Jimmy Lai, the 75-year-old founder of the now-defunct newspaper Apple Daily, was arrested in 2020 during a crackdown on the city's pro-democracy movement. He is fighting collusion charges under a Beijing-imposed national security law and faces up to life in prison if convicted.
Last month, the team called for the U.K. government to take immediate action to secure Lai's release ahead of his high-profile national security trial after he was sentenced to five years and nine months in prison on fraud charges linked to lease violations. The meeting request is the latest attempt from his legal team to urge the British government to step into the case of Lai, who is a dual Hong Kong and British citizen.
Caoilfhionn Gallagher, leader of the team, said Lai's son was in London this week to call on British officials to protect his father.
"He is being subjected to 'lawfare' – multiple prosecutions and lawsuits, all designed to silence and discredit him and send a clear message to others that they should not dare to criticize the Chinese or Hong Kong authorities," she said in an email reply to The Associated Press.
British officials did not comment immediately on Tuesday.
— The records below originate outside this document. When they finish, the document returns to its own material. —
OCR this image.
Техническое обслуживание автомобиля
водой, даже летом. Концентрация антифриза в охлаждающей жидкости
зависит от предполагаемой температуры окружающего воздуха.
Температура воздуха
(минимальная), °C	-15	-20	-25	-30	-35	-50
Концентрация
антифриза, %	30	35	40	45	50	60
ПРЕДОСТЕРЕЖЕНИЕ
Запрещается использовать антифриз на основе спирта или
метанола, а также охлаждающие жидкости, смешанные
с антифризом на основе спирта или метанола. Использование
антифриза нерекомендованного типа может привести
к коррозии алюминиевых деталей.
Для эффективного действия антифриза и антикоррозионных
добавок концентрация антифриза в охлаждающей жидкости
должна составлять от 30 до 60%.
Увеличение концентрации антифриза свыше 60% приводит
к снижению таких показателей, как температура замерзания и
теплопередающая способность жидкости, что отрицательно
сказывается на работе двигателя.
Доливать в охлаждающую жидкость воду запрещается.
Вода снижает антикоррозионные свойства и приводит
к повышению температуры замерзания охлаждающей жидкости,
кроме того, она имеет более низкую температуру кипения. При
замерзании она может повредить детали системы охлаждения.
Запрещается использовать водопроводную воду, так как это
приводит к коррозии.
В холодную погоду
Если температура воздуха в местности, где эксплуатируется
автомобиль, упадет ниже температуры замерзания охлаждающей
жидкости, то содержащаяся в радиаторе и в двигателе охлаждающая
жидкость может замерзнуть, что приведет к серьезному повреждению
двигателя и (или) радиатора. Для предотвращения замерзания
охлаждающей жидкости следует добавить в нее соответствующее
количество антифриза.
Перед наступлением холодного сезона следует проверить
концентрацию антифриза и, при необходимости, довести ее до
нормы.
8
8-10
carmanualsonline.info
Lai is accused of conspiring with others to call for an imposition of sanctions or blockade, or engage in hostile activities against Hong Kong or China. He also faces a charge of collusion with foreign forces to endanger national security, and a separate sedition charge under a colonial-era law that is increasingly used to crush dissent.
His trial - originally slated to begin last month - was postponed to September after the Hong Kong leader asked Beijing to make a ruling that could effectively block Lai from hiring a veteran British lawyer, Timothy Owen, to represent him.
Britain, along with other Western nations, has been critical of China's crackdown on political freedoms in Hong Kong, which was handed over from the U.K. to China in 1997 with a promise by Beijing to keep Western-style liberties under a "one country, two systems" framework.